🤖 AI Summary
Suboptimal trading paths in decentralized exchanges (DEXs) incur substantial slippage and reduced profitability. This paper proposes a line-graph-based routing optimization method for multi-DEX aggregation: first, it constructs a line graph model capturing liquidity pool dependencies; second, it integrates a breadth-first search (BFS) pruning strategy to reduce path enumeration complexity; third, it designs an on-chain-aware adaptive order-splitting mechanism to minimize price impact under gas and block-time constraints; finally, it implements real-time cross-DEX routing across Uniswap V2 and SushiSwap V2. Experiments show that, while preserving trade profitability, the method reduces execution latency by 42% versus baselines and increases average profit by 3.8%, outperforming existing routing approaches. The core contribution lies in the synergistic integration of line-graph modeling, efficient BFS traversal, and on-chain-constrained order splitting—constituting the first systematic framework jointly optimizing profitability, latency, and feasibility in multi-DEX environments.
📝 Abstract
Decentralized exchanges (DEXs) form a cornerstone of the decentralized finance (DeFi) ecosystem, processing token trades worth billions of dollars daily. Yet, a significant fraction of these trades are suboptimal: alternative routing paths could yield more target tokens.
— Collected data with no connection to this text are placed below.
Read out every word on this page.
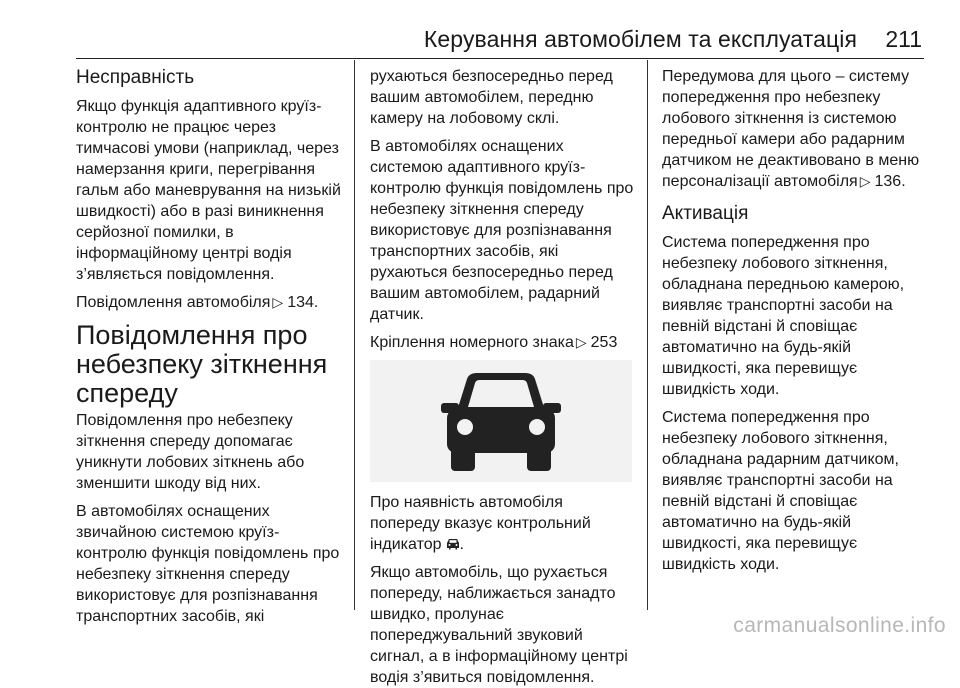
Керування автомобілем та експлуатація 211
Несправність

Якщо функція адаптивного круїз-
контролю не працює через
тимчасові умови (наприклад, через
намерзання криги, перегрівання
гальм або маневрування на низькій
швидкості) або в разі виникнення
серйозної помилки, в
інформаційному центрі водія
з’являється повідомлення.

Повідомлення автомобіля ▷ 134.

Повідомлення про
небезпеку зіткнення
спереду

Повідомлення про небезпеку
зіткнення спереду допомагає
уникнути лобових зіткнень або
зменшити шкоду від них.

В автомобілях оснащених
звичайною системою круїз-
контролю функція повідомлень про
небезпеку зіткнення спереду
використовує для розпізнавання
транспортних засобів, які

рухаються безпосередньо перед
вашим автомобілем, передню
камеру на лобовому склі.

В автомобілях оснащених
системою адаптивного круїз-
контролю функція повідомлень про
небезпеку зіткнення спереду
використовує для розпізнавання
транспортних засобів, які
рухаються безпосередньо перед
вашим автомобілем, радарний
датчик.

Кріплення номерного знака ▷ 253

Про наявність автомобіля
попереду вказує контрольний
індикатор .

Якщо автомобіль, що рухається
попереду, наближається занадто
швидко, пролунає
попереджувальний звуковий
сигнал, а в інформаційному центрі
водія з’явиться повідомлення.

Передумова для цього – систему
попередження про небезпеку
лобового зіткнення із системою
передньої камери або радарним
датчиком не деактивовано в меню
персоналізації автомобіля ▷ 136.

Активація

Система попередження про
небезпеку лобового зіткнення,
обладнана передньою камерою,
виявляє транспортні засоби на
певній відстані й сповіщає
автоматично на будь-якій
швидкості, яка перевищує
швидкість ходи.

Система попередження про
небезпеку лобового зіткнення,
обладнана радарним датчиком,
виявляє транспортні засоби на
певній відстані й сповіщає
автоматично на будь-якій
швидкості, яка перевищує
швидкість ходи.

carmanualsonline.info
Addressing this inefficiency is both practically urgent and theoretically compelling. Building on the linear line-graph-based routing method of Zhang et al. (2025), we propose three key extensions that better capture real-world trading complexity. First, we introduce a breadth-first search (BFS) link iteration rule that reduces computational cost and average execution time without sacrificing profitability. Second, we design a route-splitting strategy that divides large trades into smaller ones, alleviating price slippage and increasing average trader profits, albeit at the cost of higher computational overhead. Third, we generalize the method beyond a single DEX to a multi-DEX aggregator setting, reflecting actual trading environments. Using empirical data from Uniswap V2 and Sushiswap V2, we demonstrate that these extensions substantially improve both computational efficiency and profitability, establishing a foundation for future routing enhancements.